Vivado Design Suite User Guide: Designing IP Subsystems Using IP Integrator (UG994)

Document ID
UG994
Release Date
2023-10-18
Version
2023.2 English

The real power of the board flow can be seen in the IP integrator.

From Flow Navigator, click IP Integrator > Create Block Design to start a new block design.

As the design canvas opens, you see a Board window, as shown in the following figure.

Figure 1. Board Window

This Board window lists all the possible components for an evaluation board (see the KC705 board above) and a FMC card (if selected). By selecting one of these components, an IP can be quickly instantiated on the block design canvas.

The first way of using the Board window is to select a component from the Board window and drag it onto the block design canvas. This instantiates an IP that can connect to that component and configures it appropriately for the interface in question. It then also connects the interface pin of the IP to an I/O port.

As an example, when you drag and drop the Linear Flash component under the External Memory folder, on the IP integrator canvas, the AXI EMC IP is instantiated and the interface called linear_flash is connected, as shown in the following figure.

Figure 2. Dragging and Dropping an Interface on the Block Design Canvas

The second way to use an interface on the target board is to double-click the unconnected component in question from the Board window.

As an example, when you double-click the DDR3 SDRAM component in the Board window, the Connect Board Component dialog box opens, as shown in the following figure.

Figure 3. Connect Board Component Dialog Box

The mig_ddr_interface is selected by default. If there are multiple interfaces listed under the IP, select the interface desired. Select the mig_ddr_interface, and click OK.

The IP is placed on the Diagram canvas and connections are made to the interface using the I/O ports.

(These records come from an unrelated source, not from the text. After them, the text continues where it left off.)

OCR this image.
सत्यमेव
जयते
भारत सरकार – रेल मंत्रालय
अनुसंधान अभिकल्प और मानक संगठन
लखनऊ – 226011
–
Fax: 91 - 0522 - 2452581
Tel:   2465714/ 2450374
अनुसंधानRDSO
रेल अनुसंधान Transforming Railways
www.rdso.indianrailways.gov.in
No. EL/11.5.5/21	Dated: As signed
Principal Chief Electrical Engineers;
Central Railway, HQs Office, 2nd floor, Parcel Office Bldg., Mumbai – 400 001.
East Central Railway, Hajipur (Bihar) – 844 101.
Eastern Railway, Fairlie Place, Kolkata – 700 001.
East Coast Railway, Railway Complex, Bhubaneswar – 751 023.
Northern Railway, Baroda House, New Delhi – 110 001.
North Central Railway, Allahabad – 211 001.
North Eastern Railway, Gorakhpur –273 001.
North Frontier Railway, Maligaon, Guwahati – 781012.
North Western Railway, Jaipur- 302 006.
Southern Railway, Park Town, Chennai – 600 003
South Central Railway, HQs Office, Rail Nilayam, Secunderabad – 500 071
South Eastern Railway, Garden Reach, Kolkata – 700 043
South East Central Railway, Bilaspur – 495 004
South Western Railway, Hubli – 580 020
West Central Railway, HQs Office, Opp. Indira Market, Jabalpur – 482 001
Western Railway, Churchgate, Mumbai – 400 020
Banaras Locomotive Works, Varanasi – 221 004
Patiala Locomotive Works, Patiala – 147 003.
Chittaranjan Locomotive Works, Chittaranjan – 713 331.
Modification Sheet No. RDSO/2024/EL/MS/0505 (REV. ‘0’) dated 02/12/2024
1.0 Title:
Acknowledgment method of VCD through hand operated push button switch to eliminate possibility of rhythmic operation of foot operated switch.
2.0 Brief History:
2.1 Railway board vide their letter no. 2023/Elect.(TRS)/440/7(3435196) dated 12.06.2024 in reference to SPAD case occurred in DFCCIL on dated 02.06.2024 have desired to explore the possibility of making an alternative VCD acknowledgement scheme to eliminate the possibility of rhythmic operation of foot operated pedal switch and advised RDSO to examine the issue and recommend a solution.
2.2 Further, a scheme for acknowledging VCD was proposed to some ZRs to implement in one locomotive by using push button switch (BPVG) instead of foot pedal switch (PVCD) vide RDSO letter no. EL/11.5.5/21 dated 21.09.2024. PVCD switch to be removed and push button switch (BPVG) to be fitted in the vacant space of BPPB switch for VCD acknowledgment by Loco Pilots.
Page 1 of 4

As shown in the following figure, the IP is all configured accordingly to connect to that interface.

Figure 4. IP Instantiated, Configured, and Connected to Interfaces on the Diagram Canvas

As an interface is connected, that particular interface now shows up as a shaded circle in the Board window, as shown in the following figure.

Figure 5. Board Window After Connecting to an Interface

A component can also be connected using the Auto Connect command.

To do this, select and right-click the component and from the menu, as shown in the following figure, and click Auto Connect.

Figure 6. Auto Connect Command

The GPIO IP has been instantiated and the GPIO interface is connected to the preferred I/O port defined in the Board Interface file, as shown in the following figure.

Figure 7. Instantiating an IP Using Auto Connect

If another component such as DIP switches is selected, the board flow is aware enough to know that a GPIO already is instantiated in the design and it re-uses the second channel of the GPIO, shown in the following figure.

Figure 8. GPIO Auto Connection

The already instantiated GPIO is re-configured to use the second channel of the GPIO as shown in the following figure.

Figure 9. GPIO IP Configured to Use the Second Channel

If an external memory component such as the Linear Flash or the SPI Flash is chosen, then as one of them is used, the other component becomes unusable because only one of these interfaces can be used on the target board.

In this case, the following message pops-up when the user tries to drag the other interface such as the SPI Flash on the block design canvas.

Figure 10. Auto Connect Warning

If a component on the FMC card is selected, then that component would be connected using an appropriate IP.

Figure 11. Connecting to Components on FMC Card

As can be seen in the following figure, another GPIO has been instantiated that connects to the LEDs on the FMC card.